I almost chickened out. I almost changed my mind. The cold is my personal nemesis. A quick panicky text to my sister (my personal backpacking hero and guru) resulted in this gem.

“Go. It’ll probably suck while you do it. But you’ll never regret having gone. Also, bring fluffy socks.”

And there it was. Often motherhood is like that. It sometimes sucks while you do it. There are meltdowns, whining, crying and injuries (and some of that from the kids too!). There are the moments when you think it’s the worst idea you ever had was to be a mom. But I’ll never regret having these three kids. Backpacking solo: it was going to be hard for me. I was going to miss my kids and my husband. And I’d also be really, really cold and most likely uncomfortable. But I wasn’t going to regret going.

So along with all my other gear, I threw in two extra pairs of socks and a down vest. I set up my tent and responded with humor when the ranger who checked in at the shelter looked shocked that I was due so soon. I made myself a dinner that did not stay hot despite my best efforts. Walking around the campsite I allowed myself to think about all those worries that had pent up over the last year. Sitting at the table alone and drinking my tea and not talking to anyone gave me a lot of peace that I desperately needed.

It was a bit sucky. Sleeping at 33 weeks pregnant wasn’t going to be great at home and was definitely more challenging in a one woman tent. Getting into and out of a one person tent while feeling approximately the size of an elephant was hysterical. I’m so happy there was no one there to watch. Especially since the first time it took about 5 minutes. But I wasn’t cold thanks to the super fluffy socks and extra down layers. (I never claimed to be an ultralight backpacker, In fact this trip I brought an extra blanket.) In the morning I woke up and I couldn’t get my fingers warm enough to use the lighter for the stove. I managed to drink some very icy coffee substitute and finished a meal bar. I opted not to continue fighting with the stove so I packed up and hiked the short way back to the car. It actually physically hurt to move that morning. It took me all the way home to finally warm up.

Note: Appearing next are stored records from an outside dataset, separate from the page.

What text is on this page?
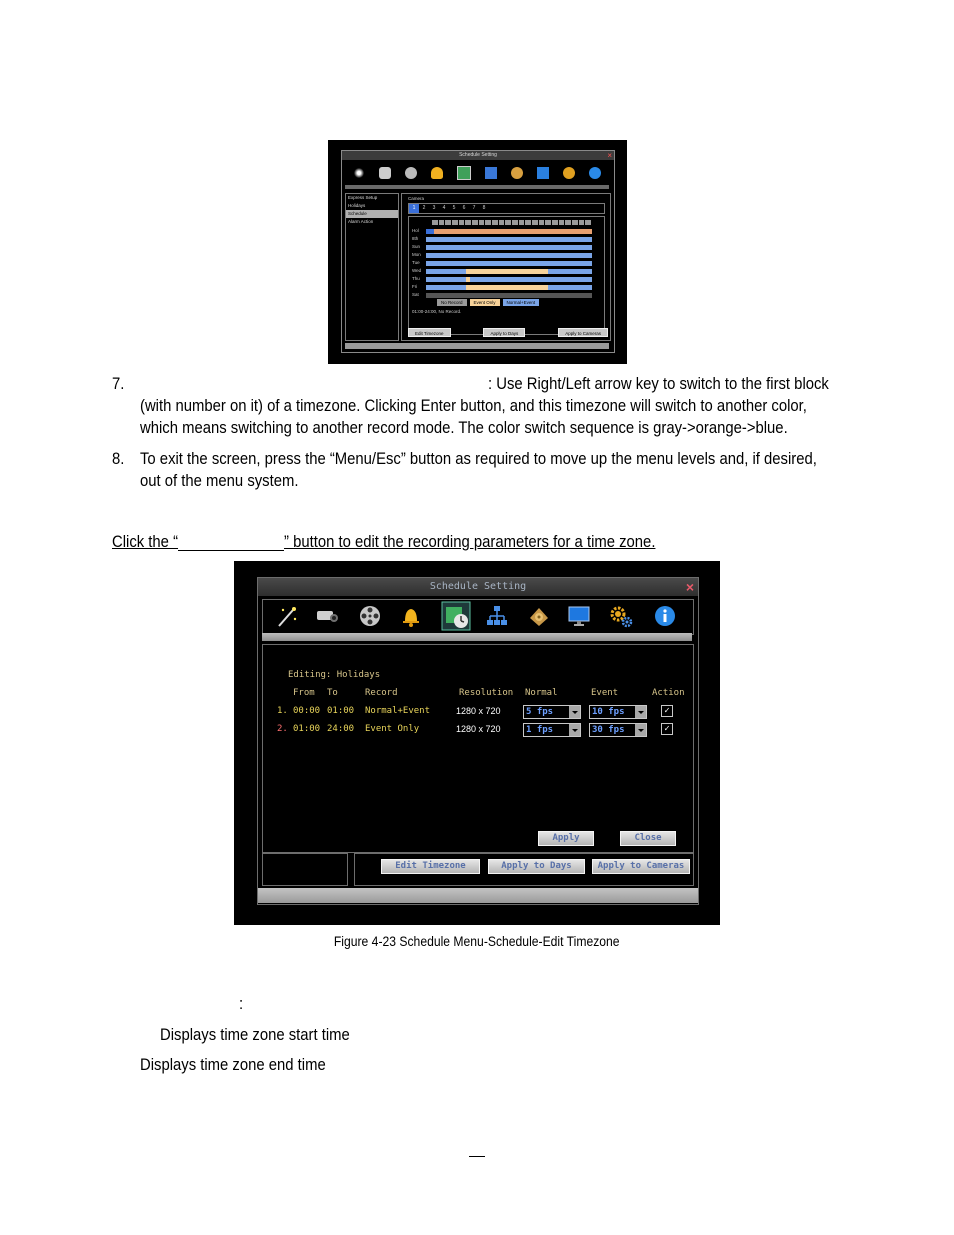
Schedule Setting	×
Express Setup
Holidays
Schedule
Alarm Action
Camera
1	2	3	4	5	6	7	8
Hol
8th
Sun
Mon
Tue
Wed
Thu
Fri
Sat
No Record	Event Only	Normal+Event
01:00-24:00, No Record.
Edit Timezone	Apply to Days	Apply to Cameras
7.	: Use Right/Left arrow key to switch to the first block
(with number on it) of a timezone. Clicking Enter button, and this timezone will switch to another color,
which means switching to another record mode. The color switch sequence is gray->orange->blue.
8. To exit the screen, press the “Menu/Esc” button as required to move up the menu levels and, if desired,
out of the menu system.
Click the “	” button to edit the recording parameters for a time zone.
Schedule Setting	×
Editing: Holidays
From To	Record	Resolution Normal	Event	Action
1. 00:00 01:00 Normal+Event	1280 x 720	5 fps	10 fps	✓
2. 01:00 24:00 Event Only	1280 x 720	1 fps	30 fps	✓
Apply	Close
Edit Timezone	Apply to Days	Apply to Cameras
Figure 4-23 Schedule Menu-Schedule-Edit Timezone
:
Displays time zone start time
Displays time zone end time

However, when asked if I’d go again, I didn’t hesitate. Yes, I would do that again. Those hours, so short, were worth whatever I needed to do to get there. In crossing that bridge I was forced to navigate past anxieties (about leaving my kids, about being alone, about who I was, and if I was good enough). In doing something I had never done before I challenged both my own mental image of me and my depression. Here was proof that I could change and grow and adapt. My depression told me that I couldn’t do anything right. Yet, this trip showed me I had already done it.